Yuval Pick | |
Birth Date: | 1970 |
Birth Place: | Petach Tikvah, Israël |
Education: | Bat Dor Dance School |
Occupation: | Choreographer, director of the CCN of Rillieux-la-Pape |
Organization: | National Choreographic Center of Rillieux-la-Pape |
Style: | Contemporary dance |
Yuval Pick, born in 1970 in Israel, is a choreographer and the director of the National Choreographic Center (Centre Chorégraphique National) of Rillieux-la-Pape (France).
Appointed director of the National Choreographic Center of Rillieux-la-Pape in France[1] in August 2011, Yuval Pick has a long career as a choreographer, a dancer and a teacher.
He first trained at the Bat-Dor Dance school in Tel Aviv, then joined the Batsheva Dance Company[2] in 1991. Four years later he left to begin working as an international guest artist with, among others, Tero Saarinen, Carolyn Carlson and Russel Maliphant.
In 1999 he joined the Opera Ballet of Lyon,[3] and founded his own company, The Guests, in 2002. Since then he has created a strong repertory of works marked by their elaborated, layered movement vocabulary, accompanied by commissioned scores by ranking composers.
In his work the relationships between individuals and group(s) are often highlighted and challenged.
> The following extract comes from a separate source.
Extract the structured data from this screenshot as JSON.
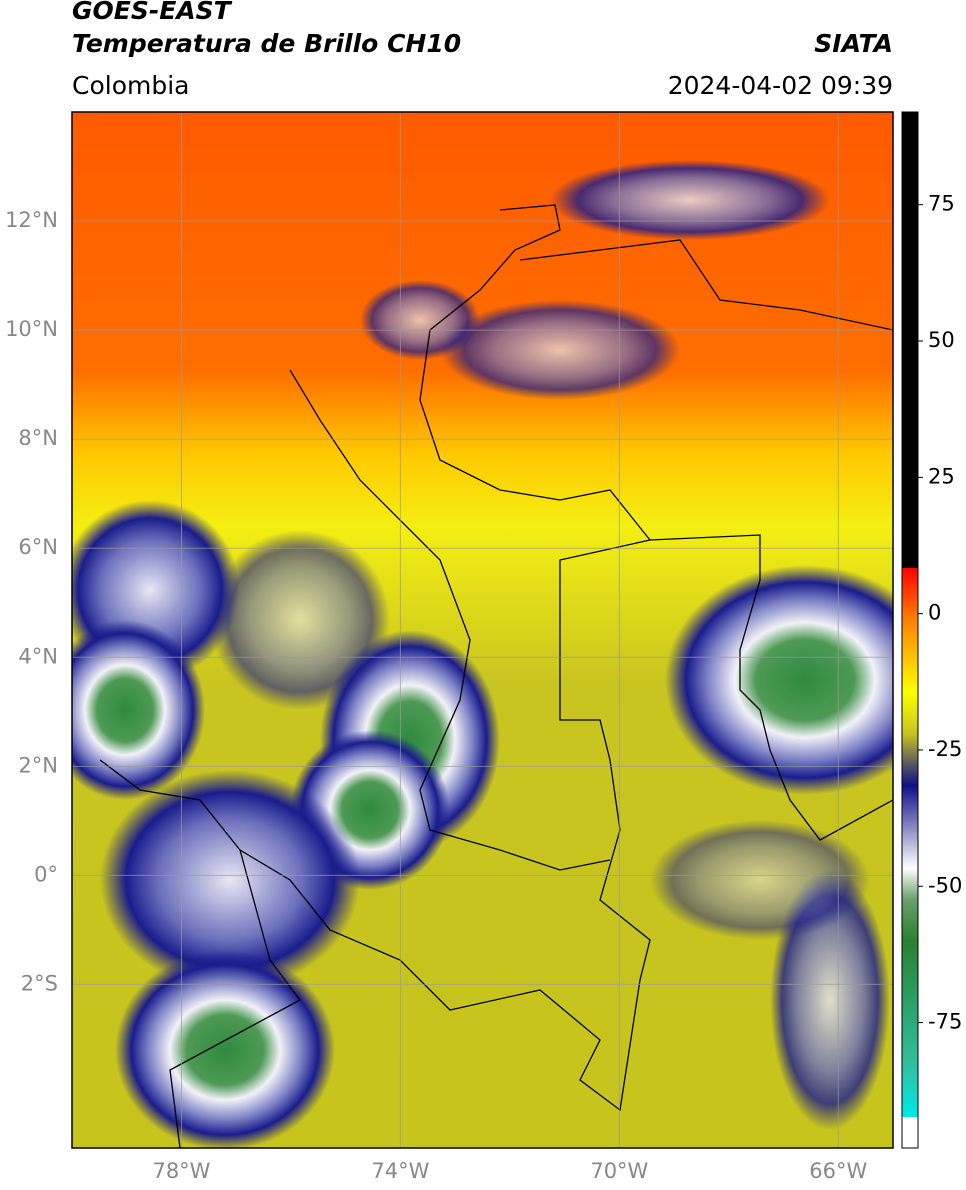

He created Popular Music (2005), Strand Behind (2006) for the Agora Festival of IRCAM and the Junior Ballet of the National Conservatory of music and dance in Lyon,[4] /Paon/ (2008) for the Junior Ballet of Geneva and17 drops. In 2010, he created Score, then The Him for the Junior Ballet of the National Conservatory of music and dance in Paris[5] and the trio PlayBach at the invitation of Carolyn Carlson. In 2012, No play hero, around the music of David Lang[6] and Folks for the "Biennale de la Danse" in Lyon. The, two creations in 2014, the duet loom around the music of Nico Muhly[7] and Ply for 5 dancers with the American composer Ashley Fure.[8] In 2015 he created Apnée (corps vocal) for 4 dancers and 6 singers in collaboration with Spirito,[9] "les Chœurs et solistes de Lyon — Bernard Tétu".